An important part of estate planning in Woodland Hills is making decisions surrounding your end-of-life care. Accidents, disease, or the effects of advancing age could place you in the position of being unable to make rational decisions regarding your own care. At what point are you considered to be unable to make sound choices for yourself? The answer to that question may be open to interpretation. What some may see as incapable of logical thought, others may view as slow and uninformed. Fortunately, the California Probate Code leaves little room to speculate on this matter.

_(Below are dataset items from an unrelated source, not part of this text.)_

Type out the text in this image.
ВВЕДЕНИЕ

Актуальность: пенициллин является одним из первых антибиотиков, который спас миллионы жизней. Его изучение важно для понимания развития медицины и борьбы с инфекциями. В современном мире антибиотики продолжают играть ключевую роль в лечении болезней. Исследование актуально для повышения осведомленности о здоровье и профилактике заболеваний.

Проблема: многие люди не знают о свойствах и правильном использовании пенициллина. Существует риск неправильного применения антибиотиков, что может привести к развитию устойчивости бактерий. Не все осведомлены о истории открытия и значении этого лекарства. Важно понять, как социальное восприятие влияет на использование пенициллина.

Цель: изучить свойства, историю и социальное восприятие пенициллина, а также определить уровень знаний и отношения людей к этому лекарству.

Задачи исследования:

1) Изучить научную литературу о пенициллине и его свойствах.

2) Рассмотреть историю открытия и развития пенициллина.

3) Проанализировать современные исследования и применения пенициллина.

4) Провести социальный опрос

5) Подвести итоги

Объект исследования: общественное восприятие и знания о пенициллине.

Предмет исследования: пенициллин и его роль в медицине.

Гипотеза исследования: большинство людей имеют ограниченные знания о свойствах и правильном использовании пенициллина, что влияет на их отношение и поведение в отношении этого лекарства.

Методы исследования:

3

Many attribute an inability to make good decisions to a physical or mental disorder. However, the law states that the mere presence of such a diagnosis does not mean that you are unable to think and act for yourself. It goes on to say that in order for the court to consider you as being incapable of sound decision making, you must first display a deficit in any of the following mental functions:
- Alertness and attention
- Information processing
- Thought processing
- Your ability to control your mood
Again, simply having displayed a deficit in any of these areas will not automatically lead to your being determined incompetent. The court will instead review the frequency at which you may display such deficits, as well as whether or not they truly affect your level of comprehension.
In making this determination, the court will consider whether you appreciate the duties you assume by making a decision, the consequences that it may have for others, and the risks associated with it. You being able to communicate your understanding may play a major role in the court’s decision. You may, however, take that future decision out of their hands entirely by outlining your wishes in your estate planning documents today.